主チャイタンニャは、ラーマーナンダ・ラーヤからこれらの言明を聞いて非常に満足し、彼を抱擁しました。それから両者は超越的な認識の恍惚の中で泣き始めました。このように主とラーマーナンダ・ラーヤはラーダーとクリシュナの超越的な娯楽を夜通し議論し、そして朝に、彼らは別れました。ラーマーナンダ・ラーヤは自分の家に帰るために去り、そして主は沐浴をしに行きました。

別れのとき、ラーマーナンダ・ラーヤは主チャイタンニャの足元にひれ伏して祈りました。「我が親愛なる主よ。あなたは、ただ私をこの無知の泥沼から救うためにいらっしゃいました。したがって私は、私の心をこの物質的な汚染から浄化するために、あなたが少なくとも10日間ここに留まってくださることをお願いします。そのような超越的な神への愛を授けることのできる人は他にいません。

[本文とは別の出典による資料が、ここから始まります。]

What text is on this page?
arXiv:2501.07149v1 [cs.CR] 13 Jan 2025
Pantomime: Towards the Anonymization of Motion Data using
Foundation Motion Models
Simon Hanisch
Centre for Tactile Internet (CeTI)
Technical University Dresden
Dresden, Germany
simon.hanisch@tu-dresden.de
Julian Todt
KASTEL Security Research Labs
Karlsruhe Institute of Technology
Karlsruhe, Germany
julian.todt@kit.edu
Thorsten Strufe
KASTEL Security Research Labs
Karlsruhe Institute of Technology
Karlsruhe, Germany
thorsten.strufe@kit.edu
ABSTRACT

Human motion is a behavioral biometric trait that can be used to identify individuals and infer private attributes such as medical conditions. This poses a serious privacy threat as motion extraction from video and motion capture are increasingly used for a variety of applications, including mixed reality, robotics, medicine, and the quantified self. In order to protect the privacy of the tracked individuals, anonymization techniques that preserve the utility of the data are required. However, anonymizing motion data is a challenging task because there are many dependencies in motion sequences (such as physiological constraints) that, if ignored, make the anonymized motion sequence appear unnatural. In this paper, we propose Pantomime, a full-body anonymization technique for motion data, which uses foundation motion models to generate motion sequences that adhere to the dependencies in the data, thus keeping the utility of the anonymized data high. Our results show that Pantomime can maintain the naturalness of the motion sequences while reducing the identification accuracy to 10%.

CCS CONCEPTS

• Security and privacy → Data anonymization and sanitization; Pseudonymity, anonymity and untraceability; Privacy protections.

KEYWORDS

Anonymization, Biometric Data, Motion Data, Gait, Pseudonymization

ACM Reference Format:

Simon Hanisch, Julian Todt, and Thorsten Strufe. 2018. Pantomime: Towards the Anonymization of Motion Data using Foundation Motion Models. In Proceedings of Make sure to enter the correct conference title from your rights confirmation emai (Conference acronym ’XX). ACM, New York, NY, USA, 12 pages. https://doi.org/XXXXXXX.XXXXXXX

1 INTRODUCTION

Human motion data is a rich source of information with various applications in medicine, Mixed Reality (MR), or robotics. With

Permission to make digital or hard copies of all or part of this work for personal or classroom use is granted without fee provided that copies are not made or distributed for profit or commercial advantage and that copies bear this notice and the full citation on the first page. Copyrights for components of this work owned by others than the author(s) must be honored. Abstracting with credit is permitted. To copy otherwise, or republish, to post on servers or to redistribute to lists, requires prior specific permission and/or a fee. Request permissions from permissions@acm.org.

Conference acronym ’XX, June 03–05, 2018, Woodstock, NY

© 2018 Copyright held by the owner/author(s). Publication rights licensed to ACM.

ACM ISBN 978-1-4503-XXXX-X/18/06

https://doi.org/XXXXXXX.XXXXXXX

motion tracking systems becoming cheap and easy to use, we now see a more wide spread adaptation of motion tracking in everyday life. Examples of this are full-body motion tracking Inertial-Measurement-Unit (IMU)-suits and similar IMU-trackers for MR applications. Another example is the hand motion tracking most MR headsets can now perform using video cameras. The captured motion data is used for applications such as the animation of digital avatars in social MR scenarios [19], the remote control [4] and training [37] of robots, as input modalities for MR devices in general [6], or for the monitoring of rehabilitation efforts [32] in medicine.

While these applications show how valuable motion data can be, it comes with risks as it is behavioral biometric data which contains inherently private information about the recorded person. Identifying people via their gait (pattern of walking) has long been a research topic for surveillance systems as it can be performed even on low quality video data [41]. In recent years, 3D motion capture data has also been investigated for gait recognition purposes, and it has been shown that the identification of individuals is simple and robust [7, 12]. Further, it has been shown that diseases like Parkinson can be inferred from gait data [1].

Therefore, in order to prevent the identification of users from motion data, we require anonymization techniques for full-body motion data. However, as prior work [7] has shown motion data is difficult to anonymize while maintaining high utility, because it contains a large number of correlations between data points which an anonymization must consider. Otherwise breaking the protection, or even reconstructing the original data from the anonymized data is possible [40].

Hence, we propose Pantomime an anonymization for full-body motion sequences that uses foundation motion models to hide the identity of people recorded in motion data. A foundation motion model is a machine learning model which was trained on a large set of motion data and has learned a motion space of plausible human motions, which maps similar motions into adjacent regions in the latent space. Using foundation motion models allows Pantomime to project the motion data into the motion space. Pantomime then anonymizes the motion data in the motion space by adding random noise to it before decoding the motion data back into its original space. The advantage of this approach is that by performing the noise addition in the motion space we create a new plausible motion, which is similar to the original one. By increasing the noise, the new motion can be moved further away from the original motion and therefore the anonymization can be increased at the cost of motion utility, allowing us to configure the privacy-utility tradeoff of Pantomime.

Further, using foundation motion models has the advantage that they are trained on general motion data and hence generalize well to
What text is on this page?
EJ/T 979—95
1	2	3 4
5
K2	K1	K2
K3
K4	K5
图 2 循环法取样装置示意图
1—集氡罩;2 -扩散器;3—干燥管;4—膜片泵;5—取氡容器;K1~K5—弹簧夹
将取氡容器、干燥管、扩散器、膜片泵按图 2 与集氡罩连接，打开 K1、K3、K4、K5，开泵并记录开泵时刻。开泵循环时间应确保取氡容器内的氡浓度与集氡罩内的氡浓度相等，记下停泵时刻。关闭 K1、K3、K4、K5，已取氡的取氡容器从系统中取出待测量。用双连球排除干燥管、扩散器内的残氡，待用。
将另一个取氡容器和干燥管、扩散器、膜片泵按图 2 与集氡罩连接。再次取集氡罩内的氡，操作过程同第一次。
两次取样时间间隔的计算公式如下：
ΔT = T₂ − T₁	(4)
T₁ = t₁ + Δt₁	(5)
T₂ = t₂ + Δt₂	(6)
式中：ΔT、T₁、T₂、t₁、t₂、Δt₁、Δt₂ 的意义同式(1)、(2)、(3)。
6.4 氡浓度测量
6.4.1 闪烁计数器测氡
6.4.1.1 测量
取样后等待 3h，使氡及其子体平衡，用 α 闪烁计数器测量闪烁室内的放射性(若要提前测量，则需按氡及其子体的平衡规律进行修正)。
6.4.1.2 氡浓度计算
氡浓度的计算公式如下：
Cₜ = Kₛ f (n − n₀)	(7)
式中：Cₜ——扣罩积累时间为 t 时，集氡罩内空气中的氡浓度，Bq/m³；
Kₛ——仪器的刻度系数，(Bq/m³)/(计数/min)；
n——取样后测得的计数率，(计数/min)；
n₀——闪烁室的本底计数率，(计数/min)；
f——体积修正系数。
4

「私は、あなたからラーダーとクリシュナの超越的な娯楽を聞くことによって自分自身を浄化するためにあなたのところに来ました」と主は答えました。「私は非常に幸運です。なぜなら、あなたはそのような超越的な娯楽の唯一の教師だからです。私は、ラーダーとクリシュナの間の超越的な愛情ある交換を認識することのできる他の誰も、世界中に見つけることができません。あなたは私に、ここに10日間留まるように頼んでいます。しかし私は、残りの生涯ずっとあなたと共に留まりたい気がします。私の本拠地であるジャガンナーター・プリーに来てください。そうすれば(and)私たちは互いの残りの生涯ずっと一緒にいる(ことができる)でしょう。そうすれば(Thus)私は自分の残りの日々を、あなたとの関わりの中でクリシュナとラーダーを理解することで過ごすことができます。